For more information, check the Snakemake documentation on profiles, or our recent blog post on Snakemake profiles.

Profiles for Hecatomb

Hecatomb ships with an example profile for the Slurm workload manager in hecatomb/snakemake/profile/example_slurm/. The example profile config.yaml file (not to be confused with the Hecatomb config file) contains all the Snakemake options for jobs that are submitted to the scheduler. Hecatomb expects the following in the cluster command:

  • resources.time for time in minutes
  • resources.mem_mb for requested memory in Mb
  • threads for requested CPUs

We have tried to use what we believe is the most common nomenclature for these variables in Snakemake pipelines in the hopes that Hecatomb is compatible with existing Snakemake profiles and the available Cookiecutter profiles for Snakemake.

We recommend redirecting STDERR and STDOUT messages to log files using the Snakemake variables {rule} and {jobid}, for instance like this --output=logs/{rule}/{jobid}.out. You should also prepend the scheduler command with a command to make the log directories in case they don't exists (it can cause errors for some schedulers), in this example like so: mkdir -p logs/{rule}/ && sbatch .... This will make troubleshooting easier for jobs that fail due to scheduler issues.

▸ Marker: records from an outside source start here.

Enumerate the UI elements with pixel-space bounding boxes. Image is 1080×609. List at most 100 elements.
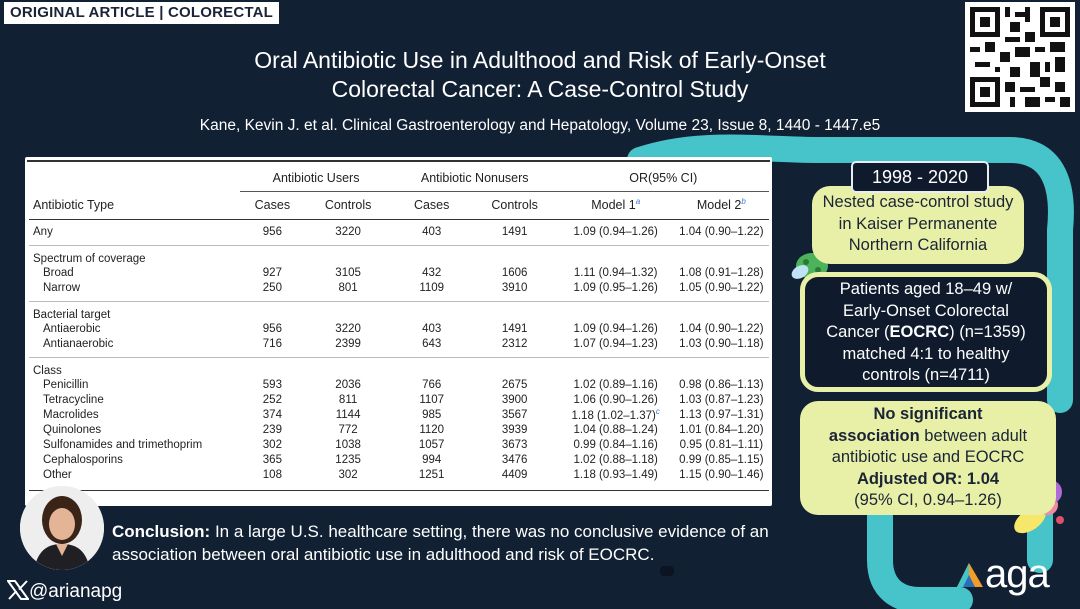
row-label: Tetracycline — [43, 393, 104, 406]
social-handle-text: @arianapg — [29, 581, 123, 602]
cell-value: 1.03 (0.87–1.23) — [679, 393, 764, 406]
cell-value: 1.09 (0.94–1.26) — [573, 226, 658, 238]
study-line: Nested case-control study — [822, 193, 1014, 211]
table-row: Cephalosporins 365 1235 994 3476 1.02 (0.88–1… — [29, 452, 769, 467]
table-row: Sulfonamides and trimethoprim 302 1038 1057… — [29, 437, 769, 452]
cell-value: 985 — [422, 408, 442, 421]
cell-value: 1251 — [418, 468, 445, 481]
cell-value: 1491 — [501, 226, 528, 238]
table-row: Any 956 3220 403 1491 1.09 (0.94–1.26) 1.04 (0… — [29, 219, 769, 245]
row-label: Narrow — [43, 281, 81, 294]
cell-value: 716 — [262, 337, 282, 350]
cell-value: 1.15 (0.90–1.46) — [679, 468, 764, 481]
col-header-model2: Model 2b — [673, 191, 769, 220]
significance-footnote: c — [655, 407, 660, 417]
row-label: Any — [33, 226, 53, 238]
cell-value: 0.98 (0.86–1.13) — [679, 378, 764, 391]
table-row: Broad 927 3105 432 1606 1.11 (0.94–1.32) 1.08 … — [29, 265, 769, 280]
table-row: Penicillin 593 2036 766 2675 1.02 (0.89–1.16)… — [29, 377, 769, 392]
patients-line: controls (n=4711) — [862, 366, 990, 384]
cell-value: 1109 — [419, 281, 445, 294]
article-title: Oral Antibiotic Use in Adulthood and Ris… — [200, 46, 880, 104]
article-type-badge: ORIGINAL ARTICLE | COLORECTAL — [4, 2, 280, 24]
cell-value: 0.99 (0.85–1.15) — [679, 453, 764, 466]
patients-line: Patients aged 18–49 w/ — [839, 280, 1013, 298]
table-row: Macrolides 374 1144 985 3567 1.18 (1.02–1.37)… — [29, 407, 769, 422]
col-header-nonuser-cases: Cases — [391, 191, 472, 220]
cell-value: 1606 — [501, 266, 528, 279]
cell-value: 302 — [338, 468, 358, 481]
cell-value: 2399 — [335, 337, 361, 350]
cell-value: 3567 — [501, 408, 528, 421]
cell-value: 1.09 (0.95–1.26) — [573, 281, 658, 294]
cell-value: 927 — [262, 266, 282, 279]
cell-value: 1235 — [335, 453, 361, 466]
cell-value: 3939 — [501, 423, 528, 436]
cell-value: 1.02 (0.89–1.16) — [573, 378, 658, 391]
x-logo-icon — [6, 580, 30, 600]
cell-value: 0.99 (0.84–1.16) — [573, 438, 658, 451]
cell-value: 3220 — [335, 322, 361, 335]
cell-value: 2675 — [501, 378, 528, 391]
section-label: Class — [29, 356, 769, 377]
cell-value: 994 — [422, 453, 442, 466]
social-handle[interactable]: @arianapg — [6, 580, 123, 603]
col-header-model1: Model 1a — [557, 191, 674, 220]
table-row: Tetracycline 252 811 1107 3900 1.06 (0.90–1.2… — [29, 392, 769, 407]
group-header-users: Antibiotic Users — [240, 165, 392, 192]
cell-value: 811 — [338, 393, 358, 406]
col-header-type: Antibiotic Type — [29, 191, 241, 220]
cell-value: 1.02 (0.88–1.18) — [573, 453, 658, 466]
cell-value: 1107 — [419, 393, 445, 406]
section-label-row: Bacterial target — [29, 300, 769, 321]
cell-value: 1.04 (0.90–1.22) — [679, 322, 764, 335]
cell-value: 3476 — [501, 453, 528, 466]
conclusion-text: Conclusion: In a large U.S. healthcare s… — [112, 520, 792, 566]
cell-value: 3673 — [501, 438, 528, 451]
patients-line: Early-Onset Colorectal — [843, 301, 1009, 320]
cell-value: 1038 — [335, 438, 361, 451]
table-row: Quinolones 239 772 1120 3939 1.04 (0.88–1.24)… — [29, 422, 769, 437]
row-label: Penicillin — [43, 378, 89, 391]
results-table: Antibiotic Users Antibiotic Nonusers OR(… — [29, 165, 769, 491]
cell-value: 1.18 (1.02–1.37)c — [571, 407, 660, 422]
author-avatar — [20, 486, 104, 570]
cell-value: 2312 — [501, 337, 528, 350]
cell-value: 1.04 (0.88–1.24) — [573, 423, 658, 436]
row-label: Antiaerobic — [43, 322, 101, 335]
model1-footnote: a — [635, 197, 641, 207]
cell-value: 403 — [422, 322, 442, 335]
cell-value: 1.08 (0.91–1.28) — [679, 266, 764, 279]
result-line: No significant — [873, 405, 983, 423]
table-row: Other 108 302 1251 4409 1.18 (0.93–1.49) 1.15 … — [29, 467, 769, 482]
col-header-user-cases: Cases — [240, 191, 305, 220]
qr-code-icon[interactable] — [965, 2, 1075, 112]
cell-value: 3910 — [501, 281, 528, 294]
result-line: (95% CI, 0.94–1.26) — [854, 491, 1002, 509]
cell-value: 1120 — [419, 423, 445, 436]
cell-value: 1.01 (0.84–1.20) — [679, 423, 764, 436]
model2-footnote: b — [741, 197, 746, 207]
cell-value: 801 — [338, 281, 358, 294]
cell-value: 1.11 (0.94–1.32) — [573, 266, 658, 279]
cell-value: 1.07 (0.94–1.23) — [573, 337, 658, 350]
row-label: Other — [43, 468, 72, 481]
section-label: Bacterial target — [29, 300, 769, 321]
section-label: Spectrum of coverage — [29, 244, 769, 265]
patients-box: Patients aged 18–49 w/ Early-Onset Color… — [800, 272, 1052, 392]
row-label: Cephalosporins — [43, 453, 123, 466]
cell-value: 956 — [262, 226, 282, 238]
title-line-2: Colorectal Cancer: A Case-Control Study — [331, 76, 749, 102]
row-label: Antianaerobic — [43, 337, 114, 350]
cell-value: 365 — [262, 453, 282, 466]
cell-value: 1491 — [501, 322, 528, 335]
cell-value: 1.05 (0.90–1.22) — [679, 281, 764, 294]
patients-line: Cancer (EOCRC) (n=1359) — [826, 323, 1026, 341]
cell-value: 1.03 (0.90–1.18) — [679, 337, 764, 350]
row-label: Sulfonamides and trimethoprim — [43, 438, 203, 451]
cell-value: 3900 — [501, 393, 528, 406]
group-header-nonusers: Antibiotic Nonusers — [391, 165, 558, 192]
section-label-row: Class — [29, 356, 769, 377]
patients-line: matched 4:1 to healthy — [842, 344, 1010, 363]
cell-value: 3220 — [335, 226, 361, 238]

The example profile includes a 'watcher' script. Snakemake won't always pick up when a scheduler prematurely terminates a job, which is why we need a watcher script. This line in the config file tells Snakemake how to check on the status of a job: cluster-status: ~/.config/snakemake/slurm/slurm-status.py (be sure to check and update your file path). The slurm-status.py script will query the scheduler with the jobid and report back to Snakemake on the job's status.

Profile installation examples

We'll walk through two ways to set up a profile for the Slurm workload manager. If your HPC uses a different workload manager, the process of installing a profile will be similar but different.

Copy an example profile

We have provided an example profile for the Slurm workload manager that should work for most HPCs using Slurm. Snakemake will look for profiles in your home directory at:

~/.config/snakemake/

First create a directory for your new profile, we'll call it 'slurm':

mkdir -p ~/.config/snakemake/slurm

Now copy the files for the example slurm profile (you can view them here on GitHub):

# go to your new profile directory
cd ~/.config/snakemake/slurm/
# copy the files (either from GitHub or from where you installed Hecatomb)
wget https://raw.githubusercontent.com/shandley/hecatomb/ec1c62cfaddf29ade68cf4f33f4991fa07f9e6e0/snakemake/profile/example_slurm/config.yaml
wget https://raw.githubusercontent.com/shandley/hecatomb/ec1c62cfaddf29ade68cf4f33f4991fa07f9e6e0/snakemake/profile/example_slurm/slurm-status.py

This example includes the necessary config.yaml file for profiles and a watcher script called slurm-status.py. Make the watcher script executable:

chmod +x ~/.config/snakemake/slurm/slurm-status.py

Done! You can now use this profile with hecatomb:

hecatomb test --search fast --profile slurm

Create a profile with cookiecutter

Cookiecutter is a nifty tool for creating projects using a template. For Snakemake profiles, Cookiecutter takes away a lot of the manual configuration steps involved with setting up a profile for a specific scheduler. There are currently Cookiecutter templates for Slurm, SGE, PBS, and several other workload managers, and Hecatomb is intended to be compatible with these profiles.

We will walk through installing the Slurm profile using Cookiecutter. To begin, create a new directory for your profile:

mkdir -p ~/.config/snakemake/slurm

Move to this directory and run the Cookiecutter command for this profile:

cd ~/.config/snakemake/slurm/
cookiecutter https://github.com/Snakemake-Profiles/slurm.git

Follow the prompts and you're done! For our system, we did not need to specify anything, but you may need to specify account information for billing etc. There is more detail on the GitHub page for this profile.

Use the profile with Hecatomb:

hecatomb test --search fast --profile slurm